2. Durante a interceptação das conversas telefônicas, pode a autoridade policial divisar novos fatos, diversos daqueles que ensejaram o pedido de quebra do sigilo. Esses novos fatos, por sua vez, podem envolver terceiros inicialmente não investigados, mas que guardam relação com o sujeito objeto inicial do monitoramento. Fenômeno da serendipidade. (…) (…). (HC 144.137/ES, Rel. Ministro MARCO AURÉLIO BELLIZZE, QUINTA TURMA, julgado em 15/05/2012, DJe 31/08/2012).

Contudo, é preciso cuidado com um detalhe! Para boa parte da doutrina, a legítima utilização da prova descoberta fortuitamente somente poderia se dar quando da presença de conexão ou continência em relação ao delito inicialmente investigado, do contrário a sua utilização somente poderia se dar como notitia criminis.

Assim, caso você se depare com a indagação “o que seria serendipidade (ou descoberta fortuita de provas) de primeiro e segundo grau?”, pode asseverar:

(A)   Serendipidade de 1º Grau – É a descoberta fortuita de provas quando houver conexão ou continência. Para a doutrina e jurisprudência majoritária, os elementos encontrados poderão ser utilizados totalmente como prova!

(B)    Serendipidade de 2ª Grau – Aqui, para a doutrina, os fatos descobertos não guardam relação de conexão ou continência, razão pela qual os elementos de prova não poderiam ser utilizados no novo crime ou em relação a outro criminoso em tais circunstâncias. No máximo, poderiam servir como notitia criminis.

Vejamos as lições do eminente Luiz Flávio Gomes:

“Em relação ao encontro fortuito de fatos conexos (ou quando haja continência) parece-nos acertado falar em serendipidade ou encontro fortuito de primeiro grau (ou em fato que está na mesma situação histórica de vida do delito investigado – historischen Lebenssachverhalt). Nesse caso a prova produzida tem valor jurídico e deve ser analisada pelo juiz (como prova válida). Pode essa prova conduzir a uma condenação penal. Quando se trata, ao contrário, de fatos não conexos (ou quando não haja continência), impõe-se falar em serendipidade ou encontro fortuito de segundo grau (ou em fatos que não estão na mesma situação histórica de vida do delito investigado). A prova produzida, nesse caso, não pode ser valorada pelo juiz. Ela vale apenas como notitia criminis”[2].
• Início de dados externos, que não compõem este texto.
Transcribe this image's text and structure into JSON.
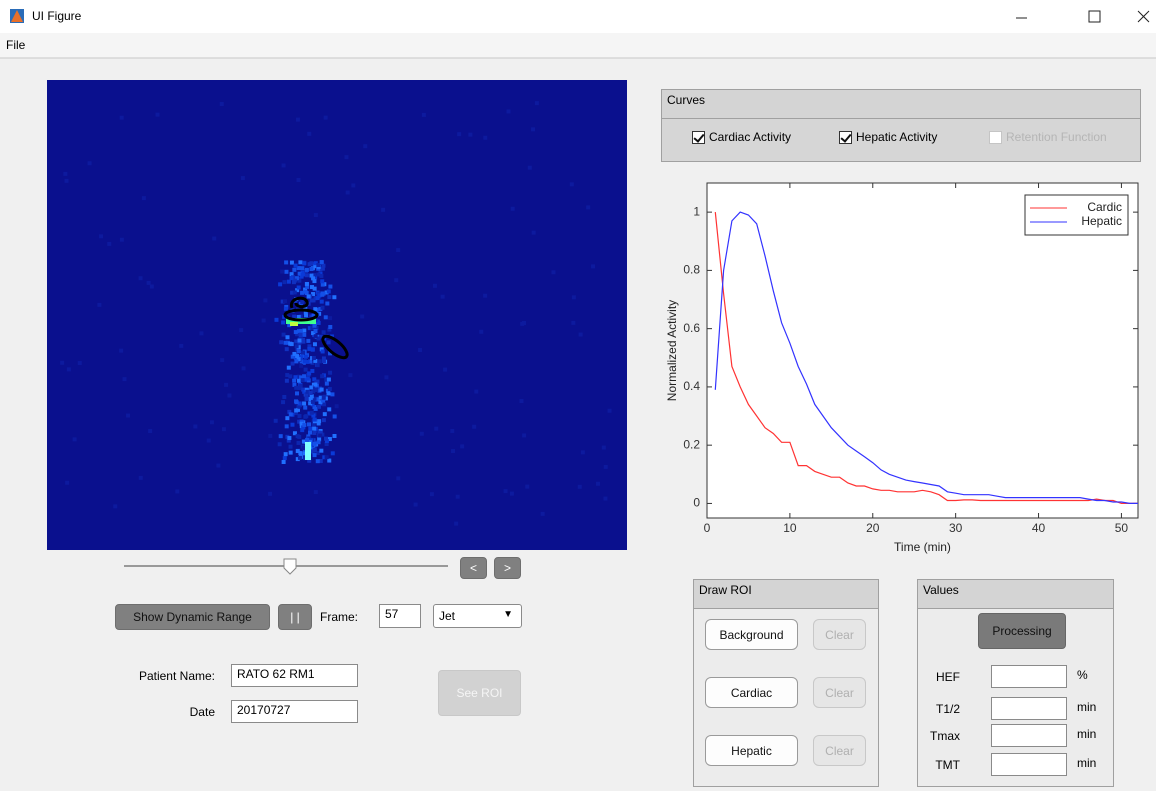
{
  "window": {
    "title": "UI Figure"
  },
  "menu": [
    "File"
  ],
  "curves_panel": {
    "title": "Curves",
    "checkboxes": [
      {
        "label": "Cardiac Activity",
        "checked": true,
        "enabled": true
      },
      {
        "label": "Hepatic Activity",
        "checked": true,
        "enabled": true
      },
      {
        "label": "Retention Function",
        "checked": false,
        "enabled": false
      }
    ]
  },
  "chart_data": {
    "type": "line",
    "xlabel": "Time (min)",
    "ylabel": "Normalized Activity",
    "x": [
      1,
      2,
      3,
      4,
      5,
      6,
      7,
      8,
      9,
      10,
      11,
      12,
      13,
      14,
      15,
      16,
      17,
      18,
      19,
      20,
      21,
      22,
      23,
      24,
      25,
      26,
      27,
      28,
      29,
      30,
      31,
      32,
      33,
      34,
      35,
      36,
      37,
      38,
      39,
      40,
      41,
      42,
      43,
      44,
      45,
      46,
      47,
      48,
      49,
      50,
      51,
      52
    ],
    "series": [
      {
        "name": "Cardic",
        "color": "#ff3333",
        "values": [
          1.0,
          0.72,
          0.47,
          0.4,
          0.34,
          0.3,
          0.26,
          0.24,
          0.21,
          0.21,
          0.13,
          0.13,
          0.11,
          0.1,
          0.09,
          0.09,
          0.07,
          0.06,
          0.06,
          0.05,
          0.045,
          0.045,
          0.04,
          0.04,
          0.04,
          0.045,
          0.04,
          0.03,
          0.01,
          0.01,
          0.012,
          0.012,
          0.01,
          0.01,
          0.01,
          0.01,
          0.01,
          0.01,
          0.01,
          0.01,
          0.01,
          0.01,
          0.01,
          0.01,
          0.01,
          0.01,
          0.015,
          0.01,
          0.01,
          0.0,
          0.0,
          0.0
        ]
      },
      {
        "name": "Hepatic",
        "color": "#3333ff",
        "values": [
          0.39,
          0.8,
          0.97,
          1.0,
          0.99,
          0.96,
          0.85,
          0.73,
          0.62,
          0.55,
          0.47,
          0.41,
          0.34,
          0.3,
          0.26,
          0.23,
          0.2,
          0.18,
          0.16,
          0.14,
          0.115,
          0.1,
          0.09,
          0.08,
          0.075,
          0.07,
          0.065,
          0.06,
          0.04,
          0.035,
          0.03,
          0.03,
          0.03,
          0.03,
          0.025,
          0.02,
          0.02,
          0.02,
          0.02,
          0.02,
          0.02,
          0.02,
          0.02,
          0.02,
          0.02,
          0.015,
          0.01,
          0.01,
          0.005,
          0.005,
          0.0,
          0.0
        ]
      }
    ],
    "xlim": [
      0,
      52
    ],
    "ylim": [
      -0.05,
      1.1
    ],
    "xticks": [
      0,
      10,
      20,
      30,
      40,
      50
    ],
    "yticks": [
      0,
      0.2,
      0.4,
      0.6,
      0.8,
      1
    ],
    "legend": "upper right"
  },
  "navigation": {
    "prev": "<",
    "next": ">"
  },
  "controls": {
    "dynamic_range": "Show Dynamic Range",
    "pause": "| |",
    "frame_label": "Frame:",
    "frame": "57",
    "colormap": "Jet"
  },
  "patient": {
    "name_label": "Patient Name:",
    "name": "RATO 62 RM1",
    "date_label": "Date",
    "date": "20170727",
    "see_roi": "See ROI"
  },
  "draw_roi": {
    "title": "Draw ROI",
    "rows": [
      {
        "button": "Background",
        "clear": "Clear"
      },
      {
        "button": "Cardiac",
        "clear": "Clear"
      },
      {
        "button": "Hepatic",
        "clear": "Clear"
      }
    ]
  },
  "values_panel": {
    "title": "Values",
    "button": "Processing",
    "rows": [
      {
        "label": "HEF",
        "unit": "%"
      },
      {
        "label": "T1/2",
        "unit": "min"
      },
      {
        "label": "Tmax",
        "unit": "min"
      },
      {
        "label": "TMT",
        "unit": "min"
      }
    ]
  }
}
Espero que tenham gostado.

Comentem, questionem e sugiram temas para serem abordados!

Vamos em frente nos estudos e preparação!

Abraços,

Pedro Coelho.

[1] Por não ter relevância extrema para o conteúdo do texto, segue em rodapé a síntese do filme: “Em um apressado dia de compras no inverno de 1994, Jonathan Trager (John Cusack) conhece Sara Thomas (Kate Beckinsale). Dois estranhos no meio da massa em NY, seus caminhos se cruzam em um feriado, sendo que logo sentem entre eles uma atração mútua. Apesar do fato de ambos estarem envolvidos em outras relações, Jonathan e Sara passam a noite andando por Manhattan. Quando a noite chega ao fim, os dois são forçados a determinar algo como seu próximo passo. Quando Jonathan sugere uma troca de telefones, Sara rejeita e propõe uma ideia que dará ao destino o controle de seu futuro. Se eles tiverem que ficar juntos, ela diz a ele, eles encontrarão o caminho de volta para a vida um do outro”.